If at any time during this 180 day period the closing bid price of the Company’s security is at least $1 for a minimum of ten consecutive business days, we will provide you written confirmation of compliance and this matter will be closed. Please note that if the Company chooses to implement a reverse stock split, it must complete the split no later than ten business days prior to the expiration date in the table below in order to regain compliance.2

 

In the event the Company does not regain compliance, the Company may be eligible for additional time. To qualify, the Company will be required to meet the continued listing requirement for market value of publicly held shares and all other initial listing standards for The Nasdaq Capital Market, with the exception of the bid price requirement, and will need to provide written notice of its intention to cure the deficiency during the second compliance period, by effecting a reverse stock split, if necessary. If the Company meets these requirements, we will inform the Company that it has been granted an additional 180 calendar days. However, if it appears to Staff that the Company will not be able to cure the deficiency, or if the Company is otherwise not eligible, we will provide notice that its securities will be subject to delisting.3

 

 

1 For online access to all Nasdaq Rules, please see “Nasdaq Online Resources,” included with this letter.

2 For additional information with respect to compliance periods please see the “Nasdaq Online Resources” on the attached page and access the link “Frequently Asked Questions” related to “continued listing.”
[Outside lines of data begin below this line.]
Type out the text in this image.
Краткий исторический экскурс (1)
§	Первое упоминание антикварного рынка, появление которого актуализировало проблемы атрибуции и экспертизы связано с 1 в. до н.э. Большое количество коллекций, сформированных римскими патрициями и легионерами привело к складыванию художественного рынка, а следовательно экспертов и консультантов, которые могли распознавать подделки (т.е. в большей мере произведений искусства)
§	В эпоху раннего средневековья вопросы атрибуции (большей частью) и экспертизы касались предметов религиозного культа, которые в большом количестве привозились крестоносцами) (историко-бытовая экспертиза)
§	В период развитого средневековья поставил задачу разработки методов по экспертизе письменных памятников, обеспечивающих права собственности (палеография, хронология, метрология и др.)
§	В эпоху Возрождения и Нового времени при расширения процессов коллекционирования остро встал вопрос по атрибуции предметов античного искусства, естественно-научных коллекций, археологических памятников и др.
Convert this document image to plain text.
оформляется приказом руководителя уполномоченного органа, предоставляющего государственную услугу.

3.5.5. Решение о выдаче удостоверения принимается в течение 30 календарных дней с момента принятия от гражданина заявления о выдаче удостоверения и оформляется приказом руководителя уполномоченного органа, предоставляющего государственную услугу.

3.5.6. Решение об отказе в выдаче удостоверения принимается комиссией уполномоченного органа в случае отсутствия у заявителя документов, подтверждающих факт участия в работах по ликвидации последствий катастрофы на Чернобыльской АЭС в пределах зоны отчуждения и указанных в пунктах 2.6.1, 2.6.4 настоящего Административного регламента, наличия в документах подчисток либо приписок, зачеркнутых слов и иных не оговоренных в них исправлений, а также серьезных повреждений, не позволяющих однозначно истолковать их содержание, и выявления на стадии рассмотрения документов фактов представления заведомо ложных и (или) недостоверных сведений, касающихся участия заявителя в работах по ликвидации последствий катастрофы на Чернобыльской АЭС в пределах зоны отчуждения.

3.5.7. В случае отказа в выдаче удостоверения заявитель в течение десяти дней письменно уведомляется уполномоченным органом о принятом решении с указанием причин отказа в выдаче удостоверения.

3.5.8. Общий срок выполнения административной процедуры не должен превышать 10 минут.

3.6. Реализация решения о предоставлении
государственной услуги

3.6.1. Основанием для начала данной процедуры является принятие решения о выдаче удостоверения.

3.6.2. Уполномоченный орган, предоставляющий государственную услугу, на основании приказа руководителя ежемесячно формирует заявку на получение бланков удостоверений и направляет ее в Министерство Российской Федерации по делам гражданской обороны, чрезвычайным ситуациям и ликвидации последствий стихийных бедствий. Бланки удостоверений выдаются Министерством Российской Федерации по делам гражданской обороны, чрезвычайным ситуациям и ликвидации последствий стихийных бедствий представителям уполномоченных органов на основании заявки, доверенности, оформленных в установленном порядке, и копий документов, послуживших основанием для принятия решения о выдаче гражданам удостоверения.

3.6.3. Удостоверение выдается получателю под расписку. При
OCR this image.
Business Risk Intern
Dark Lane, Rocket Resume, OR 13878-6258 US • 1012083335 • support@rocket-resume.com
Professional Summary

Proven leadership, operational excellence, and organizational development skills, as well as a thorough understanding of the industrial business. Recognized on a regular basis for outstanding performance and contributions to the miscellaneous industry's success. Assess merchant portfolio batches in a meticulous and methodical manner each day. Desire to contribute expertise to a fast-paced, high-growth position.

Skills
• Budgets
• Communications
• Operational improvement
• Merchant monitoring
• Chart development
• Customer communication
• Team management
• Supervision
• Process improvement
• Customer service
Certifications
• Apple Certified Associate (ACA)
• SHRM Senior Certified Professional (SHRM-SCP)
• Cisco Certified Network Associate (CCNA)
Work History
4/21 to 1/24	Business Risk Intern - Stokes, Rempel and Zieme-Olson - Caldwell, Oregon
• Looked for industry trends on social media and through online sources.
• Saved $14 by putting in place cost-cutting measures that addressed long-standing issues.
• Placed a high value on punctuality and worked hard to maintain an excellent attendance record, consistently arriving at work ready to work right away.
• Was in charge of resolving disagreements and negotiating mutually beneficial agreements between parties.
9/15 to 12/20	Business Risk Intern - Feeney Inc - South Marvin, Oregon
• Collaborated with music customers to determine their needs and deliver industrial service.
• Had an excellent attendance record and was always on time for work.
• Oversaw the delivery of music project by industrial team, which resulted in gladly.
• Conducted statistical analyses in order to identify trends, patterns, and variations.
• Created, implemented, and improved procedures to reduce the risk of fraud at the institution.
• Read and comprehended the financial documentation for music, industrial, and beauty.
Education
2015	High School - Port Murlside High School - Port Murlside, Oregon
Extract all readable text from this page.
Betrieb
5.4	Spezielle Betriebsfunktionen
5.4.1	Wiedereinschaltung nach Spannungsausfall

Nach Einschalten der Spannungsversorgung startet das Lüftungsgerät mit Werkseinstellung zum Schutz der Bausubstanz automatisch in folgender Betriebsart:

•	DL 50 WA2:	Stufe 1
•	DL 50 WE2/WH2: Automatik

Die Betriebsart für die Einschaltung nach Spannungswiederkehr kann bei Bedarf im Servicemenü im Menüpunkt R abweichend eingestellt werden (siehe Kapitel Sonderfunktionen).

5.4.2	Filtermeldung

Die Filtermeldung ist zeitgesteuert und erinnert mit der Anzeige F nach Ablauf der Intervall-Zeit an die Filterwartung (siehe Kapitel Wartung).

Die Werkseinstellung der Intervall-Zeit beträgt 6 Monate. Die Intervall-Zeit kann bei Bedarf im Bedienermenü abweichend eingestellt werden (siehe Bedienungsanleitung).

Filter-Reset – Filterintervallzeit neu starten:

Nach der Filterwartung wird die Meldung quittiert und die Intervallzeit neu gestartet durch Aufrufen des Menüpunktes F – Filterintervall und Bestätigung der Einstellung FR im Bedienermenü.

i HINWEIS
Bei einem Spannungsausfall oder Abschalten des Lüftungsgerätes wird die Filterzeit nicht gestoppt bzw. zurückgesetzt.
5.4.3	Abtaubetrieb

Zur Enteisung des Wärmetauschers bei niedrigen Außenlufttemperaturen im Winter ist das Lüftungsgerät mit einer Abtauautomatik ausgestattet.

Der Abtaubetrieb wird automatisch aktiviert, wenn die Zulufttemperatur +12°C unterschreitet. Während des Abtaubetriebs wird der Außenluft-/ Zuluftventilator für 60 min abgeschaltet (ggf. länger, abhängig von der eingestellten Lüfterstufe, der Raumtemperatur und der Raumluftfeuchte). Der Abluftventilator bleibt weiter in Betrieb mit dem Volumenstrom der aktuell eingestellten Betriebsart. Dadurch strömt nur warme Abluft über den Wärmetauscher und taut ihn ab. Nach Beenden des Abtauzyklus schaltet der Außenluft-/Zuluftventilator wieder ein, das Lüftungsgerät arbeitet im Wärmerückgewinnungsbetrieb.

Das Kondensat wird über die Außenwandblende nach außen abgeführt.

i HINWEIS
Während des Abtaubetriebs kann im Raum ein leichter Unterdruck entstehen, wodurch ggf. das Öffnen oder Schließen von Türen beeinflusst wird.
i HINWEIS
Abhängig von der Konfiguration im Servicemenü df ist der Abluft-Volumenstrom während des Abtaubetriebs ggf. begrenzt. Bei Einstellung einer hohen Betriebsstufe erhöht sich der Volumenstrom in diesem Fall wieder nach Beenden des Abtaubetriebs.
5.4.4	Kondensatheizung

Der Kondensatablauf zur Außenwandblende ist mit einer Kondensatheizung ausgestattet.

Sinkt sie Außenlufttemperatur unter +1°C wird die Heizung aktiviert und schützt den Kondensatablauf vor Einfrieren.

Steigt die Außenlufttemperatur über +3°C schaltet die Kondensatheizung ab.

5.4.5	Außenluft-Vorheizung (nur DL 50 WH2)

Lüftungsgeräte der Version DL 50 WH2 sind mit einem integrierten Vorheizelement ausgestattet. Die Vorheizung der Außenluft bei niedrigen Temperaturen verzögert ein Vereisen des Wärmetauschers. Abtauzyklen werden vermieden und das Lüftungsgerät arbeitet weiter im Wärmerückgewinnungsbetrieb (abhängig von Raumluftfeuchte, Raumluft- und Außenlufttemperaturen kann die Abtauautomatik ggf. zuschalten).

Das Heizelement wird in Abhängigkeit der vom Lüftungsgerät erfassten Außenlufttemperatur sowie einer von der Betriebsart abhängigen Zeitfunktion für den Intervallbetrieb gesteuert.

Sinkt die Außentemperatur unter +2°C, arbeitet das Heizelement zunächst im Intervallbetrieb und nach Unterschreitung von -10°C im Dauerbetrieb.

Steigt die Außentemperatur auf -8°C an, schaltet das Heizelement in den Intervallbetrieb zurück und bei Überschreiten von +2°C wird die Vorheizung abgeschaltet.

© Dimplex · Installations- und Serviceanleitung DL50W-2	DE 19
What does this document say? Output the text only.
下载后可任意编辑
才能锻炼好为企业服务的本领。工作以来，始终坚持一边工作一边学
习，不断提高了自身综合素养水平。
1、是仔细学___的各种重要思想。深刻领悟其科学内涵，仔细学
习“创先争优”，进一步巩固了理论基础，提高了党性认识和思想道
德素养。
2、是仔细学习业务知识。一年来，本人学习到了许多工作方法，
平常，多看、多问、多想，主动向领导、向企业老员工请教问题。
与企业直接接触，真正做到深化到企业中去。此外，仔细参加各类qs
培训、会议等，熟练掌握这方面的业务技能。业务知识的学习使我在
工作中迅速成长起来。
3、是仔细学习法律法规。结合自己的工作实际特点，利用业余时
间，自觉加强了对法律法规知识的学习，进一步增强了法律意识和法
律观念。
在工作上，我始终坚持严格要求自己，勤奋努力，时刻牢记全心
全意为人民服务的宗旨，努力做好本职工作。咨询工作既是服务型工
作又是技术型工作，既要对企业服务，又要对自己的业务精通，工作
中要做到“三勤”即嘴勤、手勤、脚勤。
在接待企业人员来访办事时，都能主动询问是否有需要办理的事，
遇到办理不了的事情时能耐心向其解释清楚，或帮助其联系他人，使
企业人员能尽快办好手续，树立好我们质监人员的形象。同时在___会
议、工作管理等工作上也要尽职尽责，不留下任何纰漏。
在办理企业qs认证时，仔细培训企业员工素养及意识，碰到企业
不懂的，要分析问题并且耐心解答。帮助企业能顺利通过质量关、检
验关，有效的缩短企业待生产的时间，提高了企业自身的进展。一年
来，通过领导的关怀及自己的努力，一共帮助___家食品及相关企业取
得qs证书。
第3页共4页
3 At that time, the Company may appeal the delisting determination to a Hearings Panel.

 

 

 

 

 

Ms. Claire Luk

May 17, 2024

Page 2

 

Our Rules require that the Company promptly disclose receipt of this letter by either filing a Form 8-K, where required by SEC rules, or by issuing a press release. The announcement needs to be made no later than four business days from the date of this letter and must include the continued listing criteria that the Company does not meet, and a description of each specific basis and concern identified by Nasdaq in reaching the determination.4 The Company must also provide a copy of the announcement to Nasdaq’s MarketWatch Department at least 10 minutes prior to its public release.5 Please note that if you do not make the required announcement trading in your securities will be halted.6

 

The following table summarizes the critical dates and information as related to this matter.

 

Period below $1.00 bid price   Expiration of 180 calendar day compliance period   Public Announcement Due Date  

Relevant Listing Rules

April 4, 2024 to May 16, 2024

  November 13, 2024   May 23, 2024  

5550(a)(2) – bid price 5810(c)(3)(A)7 – compliance period

5810(b) – public disclosure 5505 – Capital Market criteria

 

Finally, an indicator will be displayed with quotation information related to the Company’s securities on NASDAQ.com and NASDAQTrader.com and may be displayed by other third party providers of market data information. Also, a list of all non-compliant Nasdaq companies and the basis for such non-compliance is posted on our website at listingcenter.nasdaq.com. The Company will be included in this list commencing five business days from the date of this letter.

 

If you have any questions, please do not hesitate to contact me at +1 202 748 4488.

 

Sincerely,

 

 

Rachel Scherr

Listing Analyst

Nasdaq Listing Qualifications

 

 

4 Listing Rule 5810(b). See FAQ #428 available on the Nasdaq Listing Center.

5 The notice must be submitted to Nasdaq’s MarketWatch Department through the Electronic Disclosure service available at nasdaq.net/ED/IssuerEntry.

6 Listing Rule IM-5810-1.

7 Listing Rule 5810(c)(3)(A)(iii) states in part: “if during any compliance period specified in this Rule 5810(c)(3)(A) a Company’s security has a closing bid price of $0.10 or less for ten consecutive trading days, the Listing Qualifications Department shall issue a Staff Delisting Determination under Rule 5810 with respect to that security.”